Language Policies and (Dis)Citizenship

Rights, Access, Pedagogies

Edited by Prof. Vaidehi Ramanathan

Publication date:

07 August 2013

Publisher

Multilingual Matters

Dimensions:

210x148mm
6x8"

ISBN-13: 9781783090198

This volume explores the concept of 'citizenship', and argues that it should be understood both as a process of becoming and the ability to participate fully, rather than as a status that can be inherited, acquired, or achieved. From a courtroom in Bulawayo to a nursery in Birmingham, the authors use local contexts to foreground how the vulnerable, particularly those from minority language backgrounds, continue to be excluded, whilst offering a powerful demonstration of the potential for change offered by individual agency, resistance and struggle. In addressing questions such as 'under what local conditions does "dis-citizenship" happen?'; 'what role do language policies and pedagogic practices play?' and 'what kinds of margins and borders keep humans from fully participating'? The chapters in this volume shift the debate away from visas and passports to more uncertain and contested spaces of interpretation.

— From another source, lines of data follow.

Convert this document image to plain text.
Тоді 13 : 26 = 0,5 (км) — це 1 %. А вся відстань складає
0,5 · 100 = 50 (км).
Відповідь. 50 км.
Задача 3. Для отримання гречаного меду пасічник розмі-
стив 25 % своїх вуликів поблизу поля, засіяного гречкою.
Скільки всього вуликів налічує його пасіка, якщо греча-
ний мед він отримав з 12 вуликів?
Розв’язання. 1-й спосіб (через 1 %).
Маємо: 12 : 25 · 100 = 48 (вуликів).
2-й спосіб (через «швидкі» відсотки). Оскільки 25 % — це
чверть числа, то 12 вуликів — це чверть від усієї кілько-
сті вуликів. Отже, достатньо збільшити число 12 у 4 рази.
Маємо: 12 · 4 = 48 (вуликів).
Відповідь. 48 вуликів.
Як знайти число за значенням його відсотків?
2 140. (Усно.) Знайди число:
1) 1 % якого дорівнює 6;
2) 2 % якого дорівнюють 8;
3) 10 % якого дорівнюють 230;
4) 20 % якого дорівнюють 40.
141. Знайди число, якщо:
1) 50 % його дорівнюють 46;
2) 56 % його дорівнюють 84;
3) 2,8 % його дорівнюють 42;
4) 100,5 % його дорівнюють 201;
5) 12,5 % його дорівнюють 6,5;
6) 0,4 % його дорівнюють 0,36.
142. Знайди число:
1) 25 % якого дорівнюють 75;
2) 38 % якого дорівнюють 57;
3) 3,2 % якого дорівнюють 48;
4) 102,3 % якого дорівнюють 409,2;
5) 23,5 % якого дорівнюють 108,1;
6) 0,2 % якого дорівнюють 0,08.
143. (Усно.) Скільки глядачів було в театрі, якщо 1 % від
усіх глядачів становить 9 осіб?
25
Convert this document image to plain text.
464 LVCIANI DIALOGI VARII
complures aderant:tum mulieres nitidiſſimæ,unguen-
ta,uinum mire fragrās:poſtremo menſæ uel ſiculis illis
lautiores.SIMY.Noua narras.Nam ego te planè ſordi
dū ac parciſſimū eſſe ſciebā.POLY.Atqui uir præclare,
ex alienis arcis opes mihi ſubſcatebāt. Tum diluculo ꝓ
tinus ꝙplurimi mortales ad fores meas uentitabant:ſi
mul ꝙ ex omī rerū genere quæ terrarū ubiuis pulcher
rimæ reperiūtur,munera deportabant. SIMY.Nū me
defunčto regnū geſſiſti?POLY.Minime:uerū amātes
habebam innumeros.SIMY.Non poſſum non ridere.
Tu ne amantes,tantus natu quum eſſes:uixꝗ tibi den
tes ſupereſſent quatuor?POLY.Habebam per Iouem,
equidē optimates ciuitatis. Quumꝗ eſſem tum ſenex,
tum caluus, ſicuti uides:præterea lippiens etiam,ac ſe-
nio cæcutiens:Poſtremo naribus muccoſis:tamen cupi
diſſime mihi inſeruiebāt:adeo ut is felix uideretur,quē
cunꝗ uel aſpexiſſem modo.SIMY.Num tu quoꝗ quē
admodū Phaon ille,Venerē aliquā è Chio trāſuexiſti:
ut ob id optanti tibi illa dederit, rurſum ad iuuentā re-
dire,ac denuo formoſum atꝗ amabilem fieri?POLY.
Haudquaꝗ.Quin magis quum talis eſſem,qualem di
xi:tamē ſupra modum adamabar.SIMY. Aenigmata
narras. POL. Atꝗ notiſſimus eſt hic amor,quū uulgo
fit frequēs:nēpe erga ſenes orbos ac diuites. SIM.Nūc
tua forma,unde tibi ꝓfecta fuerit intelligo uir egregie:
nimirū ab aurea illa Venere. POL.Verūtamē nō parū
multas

In this thought-provoking volume, Vaidehi Ramanathan and colleagues push forward the boundaries of research on language and citizenship, foregrounding human agency and the situated and processual nature of citizenship. The volume opens with a beautifully written, agenda-setting Introduction by Ramanathan and then, in the chapters that follow, we encounter detailed and illuminating accounts of the ways in which language practices are bound up with situated citizenship processes at work in different social and political contexts.